The European Commission expressed encouragement following Greek Parliament's Wednesday approval of a bailout plan and said that Greece could receive short-term bridge loans soon, according to a new Reuters report. These short-term funds were estimated at 7 billion euro ($7.7 billion) and would go toward Greece's July budget.

"Everyone did what is best for Europe, and I think, the Greek parliament has spoken with a very loud voice. We had 229 MPs in favor. That's the signal we're taking out of that," Commission spokeswoman Annika Breidthardt said Thursday.

Members of the European Commission and the European Union (EU) more broadly took Greece's passage of the bailout plan as a sign of its dedication to staying in the eurozone. The bridge loans were initially proposed Wednesday on the condition that Greece accepted the bailout package in parliament later that day.

Greece's Expenditure on Pensions | FindTheData

The bridge loan would have a maximum maturity of three months and the funds would come from the eurozone bailout fund of the European Financial Stability Mechanism (EFSM).
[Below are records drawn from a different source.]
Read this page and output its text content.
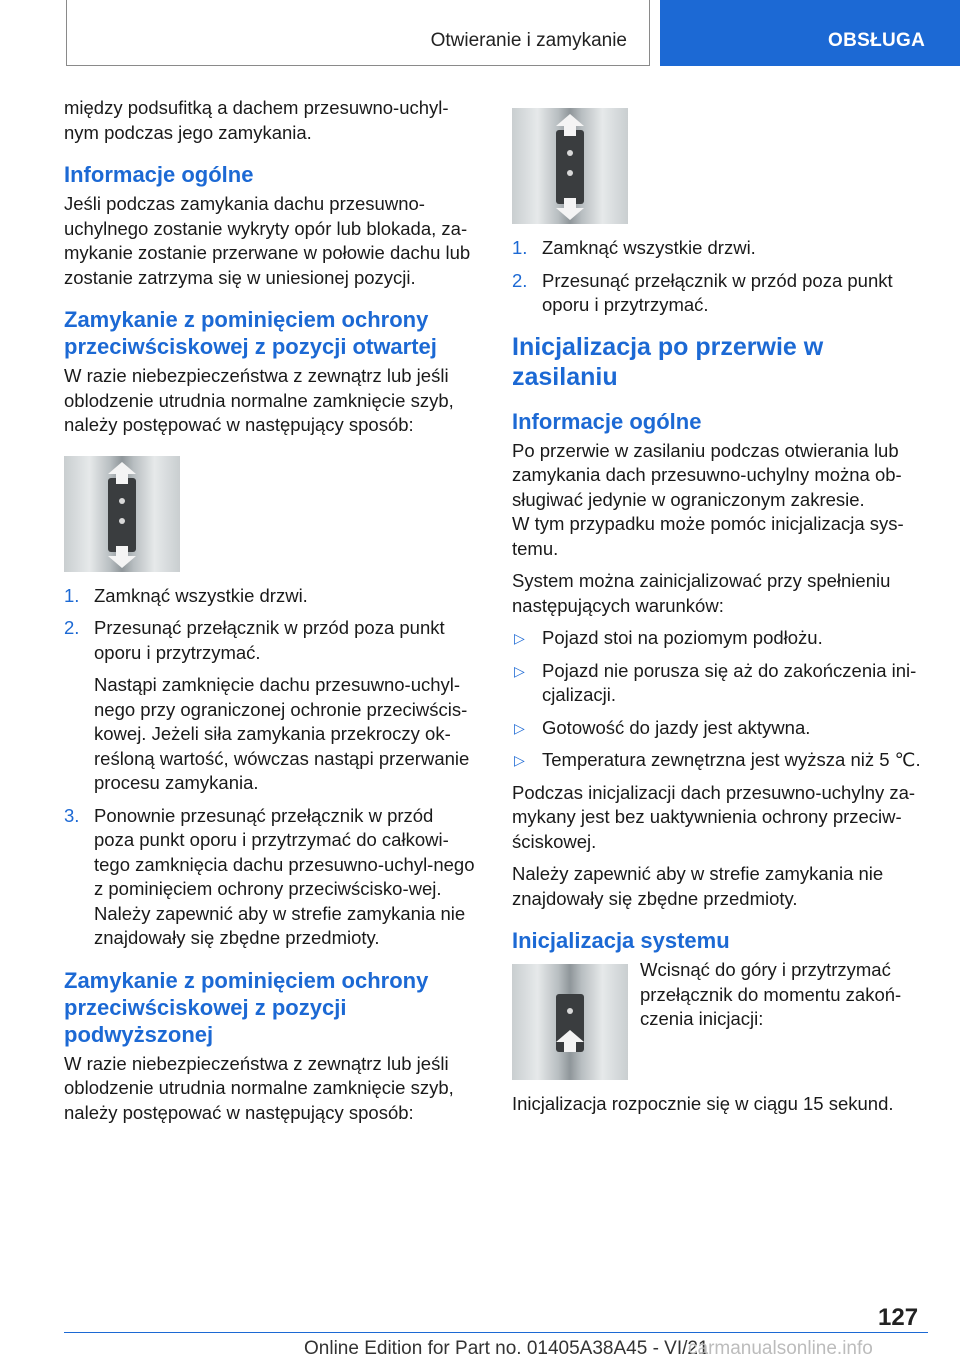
Otwieranie i zamykanie	OBSŁUGA

między podsufitką a dachem przesuwno-uchyl-nym podczas jego zamykania.

Informacje ogólne

Jeśli podczas zamykania dachu przesuwno-uchylnego zostanie wykryty opór lub blokada, za-mykanie zostanie przerwane w połowie dachu lub zostanie zatrzyma się w uniesionej pozycji.

Zamykanie z pominięciem ochrony przeciwściskowej z pozycji otwartej

W razie niebezpieczeństwa z zewnątrz lub jeśli oblodzenie utrudnia normalne zamknięcie szyb, należy postępować w następujący sposób:

1. Zamknąć wszystkie drzwi.
2. Przesunąć przełącznik w przód poza punkt oporu i przytrzymać.

Nastąpi zamknięcie dachu przesuwno-uchyl-nego przy ograniczonej ochronie przeciwścis-kowej. Jeżeli siła zamykania przekroczy ok-reśloną wartość, wówczas nastąpi przerwanie procesu zamykania.

3. Ponownie przesunąć przełącznik w przód poza punkt oporu i przytrzymać do całkowi-tego zamknięcia dachu przesuwno-uchyl-nego z pominięciem ochrony przeciwścisko-wej. Należy zapewnić aby w strefie zamykania nie znajdowały się zbędne przedmioty.
Zamykanie z pominięciem ochrony przeciwściskowej z pozycji podwyższonej

W razie niebezpieczeństwa z zewnątrz lub jeśli oblodzenie utrudnia normalne zamknięcie szyb, należy postępować w następujący sposób:

1. Zamknąć wszystkie drzwi.
2. Przesunąć przełącznik w przód poza punkt oporu i przytrzymać.
Inicjalizacja po przerwie w zasilaniu
Informacje ogólne

Po przerwie w zasilaniu podczas otwierania lub zamykania dach przesuwno-uchylny można ob-sługiwać jedynie w ograniczonym zakresie.

W tym przypadku może pomóc inicjalizacja sys-temu.

System można zainicjalizować przy spełnieniu następujących warunków:

▷ Pojazd stoi na poziomym podłożu.
▷ Pojazd nie porusza się aż do zakończenia ini-cjalizacji.
▷ Gotowość do jazdy jest aktywna.
▷ Temperatura zewnętrzna jest wyższa niż 5 ℃.

Podczas inicjalizacji dach przesuwno-uchylny za-mykany jest bez uaktywnienia ochrony przeciw-ściskowej.

Należy zapewnić aby w strefie zamykania nie znajdowały się zbędne przedmioty.

Inicjalizacja systemu

Wcisnąć do góry i przytrzymać przełącznik do momentu zakoń-czenia inicjacji:

Inicjalizacja rozpocznie się w ciągu 15 sekund.

127
Online Edition for Part no. 01405A38A45 - VI/21
carmanualsonline.info
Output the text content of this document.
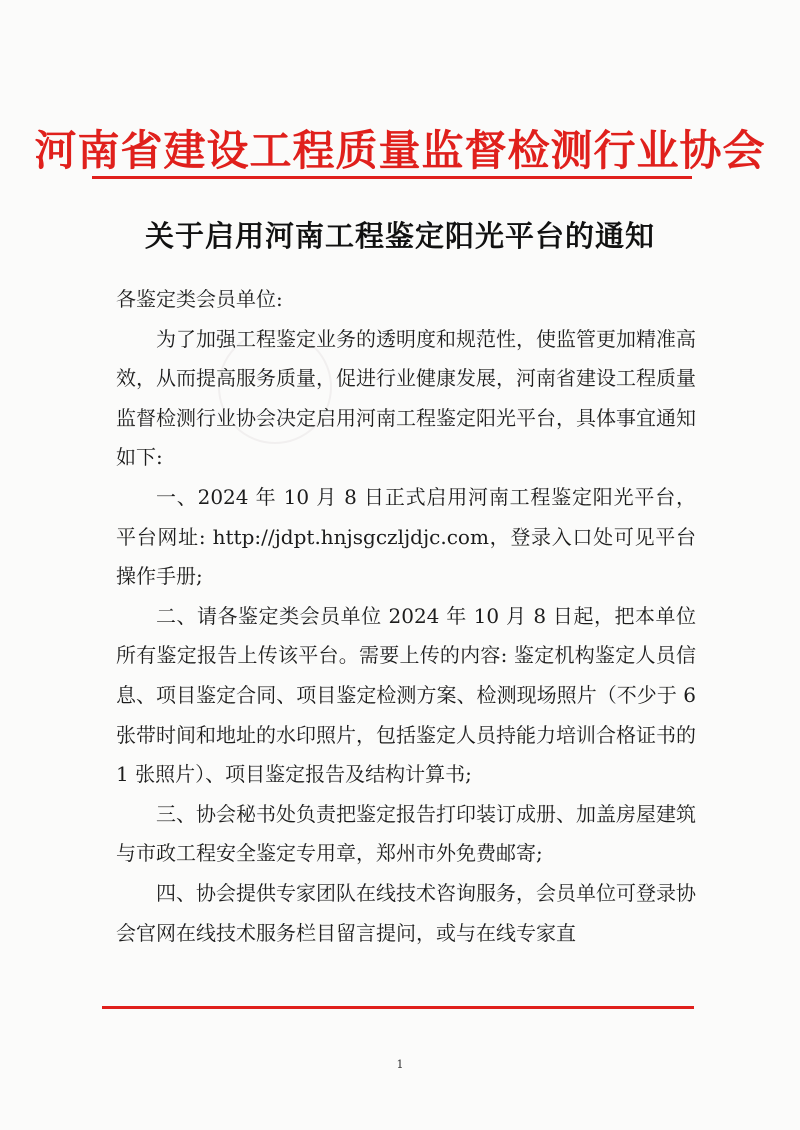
河南省建设工程质量监督检测行业协会
关于启用河南工程鉴定阳光平台的通知

各鉴定类会员单位:

为了加强工程鉴定业务的透明度和规范性，使监管更加精准高效，从而提高服务质量，促进行业健康发展，河南省建设工程质量监督检测行业协会决定启用河南工程鉴定阳光平台，具体事宜通知如下:

一、2024 年 10 月 8 日正式启用河南工程鉴定阳光平台，平台网址: http://jdpt.hnjsgczljdjc.com，登录入口处可见平台操作手册;

二、请各鉴定类会员单位 2024 年 10 月 8 日起，把本单位所有鉴定报告上传该平台。需要上传的内容: 鉴定机构鉴定人员信息、项目鉴定合同、项目鉴定检测方案、检测现场照片（不少于 6 张带时间和地址的水印照片，包括鉴定人员持能力培训合格证书的 1 张照片）、项目鉴定报告及结构计算书;

三、协会秘书处负责把鉴定报告打印装订成册、加盖房屋建筑与市政工程安全鉴定专用章，郑州市外免费邮寄;

四、协会提供专家团队在线技术咨询服务，会员单位可登录协会官网在线技术服务栏目留言提问，或与在线专家直

1
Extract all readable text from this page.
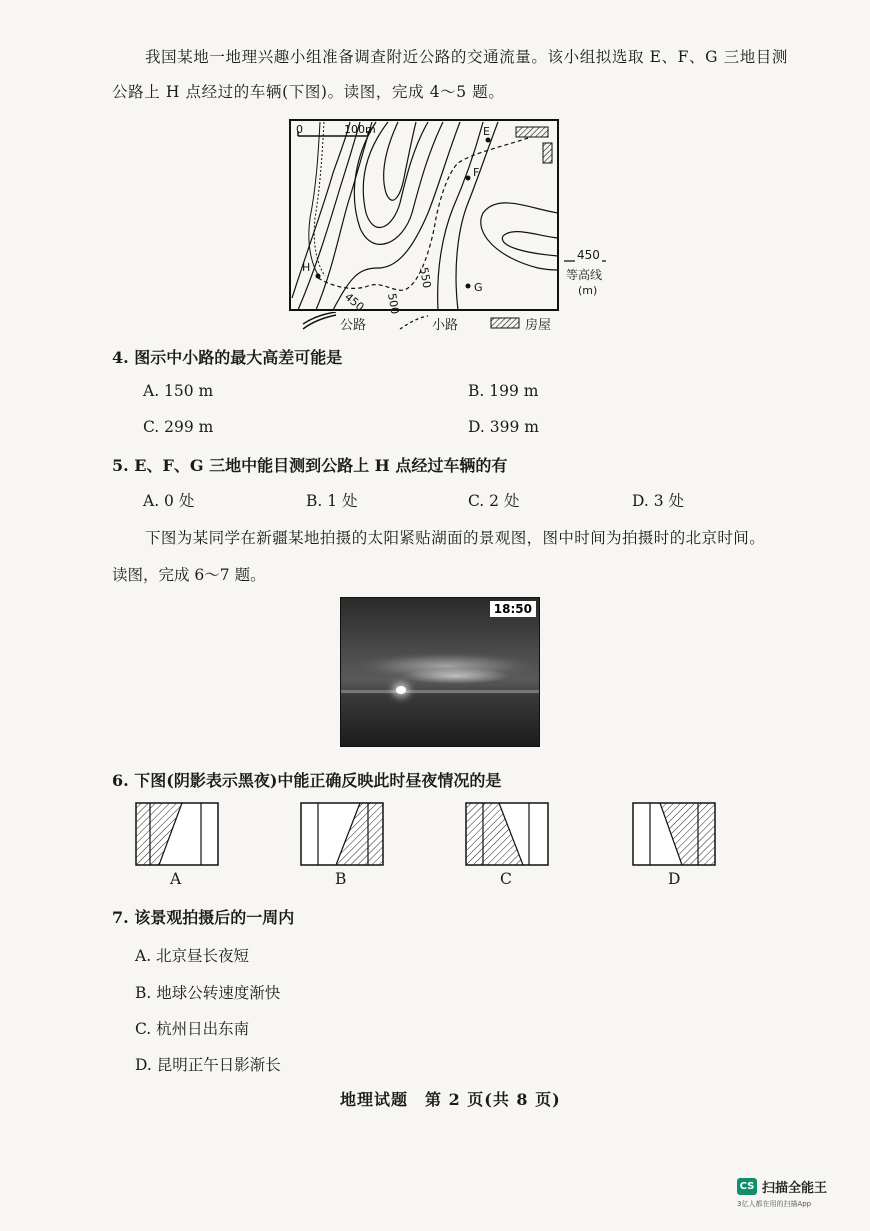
我国某地一地理兴趣小组准备调查附近公路的交通流量。该小组拟选取 E、F、G 三地目测
公路上 H 点经过的车辆(下图)。读图，完成 4～5 题。
0	100m	E
F
G
H
450 500
550
450
等高线
(m)
公路	小路	房屋
4. 图示中小路的最大高差可能是
A. 150 m	B. 199 m
C. 299 m	D. 399 m
5. E、F、G 三地中能目测到公路上 H 点经过车辆的有
A. 0 处	B. 1 处	C. 2 处	D. 3 处
下图为某同学在新疆某地拍摄的太阳紧贴湖面的景观图，图中时间为拍摄时的北京时间。
读图，完成 6～7 题。
18:50
6. 下图(阴影表示黑夜)中能正确反映此时昼夜情况的是
A	B	C	D
7. 该景观拍摄后的一周内
A. 北京昼长夜短
B. 地球公转速度渐快
C. 杭州日出东南
D. 昆明正午日影渐长
地理试题　第 2 页(共 8 页)
CS 扫描全能王
3亿人都在用的扫描App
Countries such as the U.K. and the Czech Republic are opposed to this bridge loan because the funds would come out of the European Union budget.

Since it would be an EU-wide loan and not a eurozone loan, these bridge loans would need to be approved by the majority of the EU's 28 countries, not just the 19 in the eurozone. Unlike the national votes that were scheduled to take place in the next few days in the eurozone countries for approval of the Greek bailout, the EFSM functions on overall majority voting, meaning it would need 65 percent of the total votes, regardless of what the majority vote is in each country separately.

If the EU approves the bridge loans, the money would come with its own set of additional measures for Greece, including reforms of the pension system, increase of tax revenue and strengthening the Greek statistics office.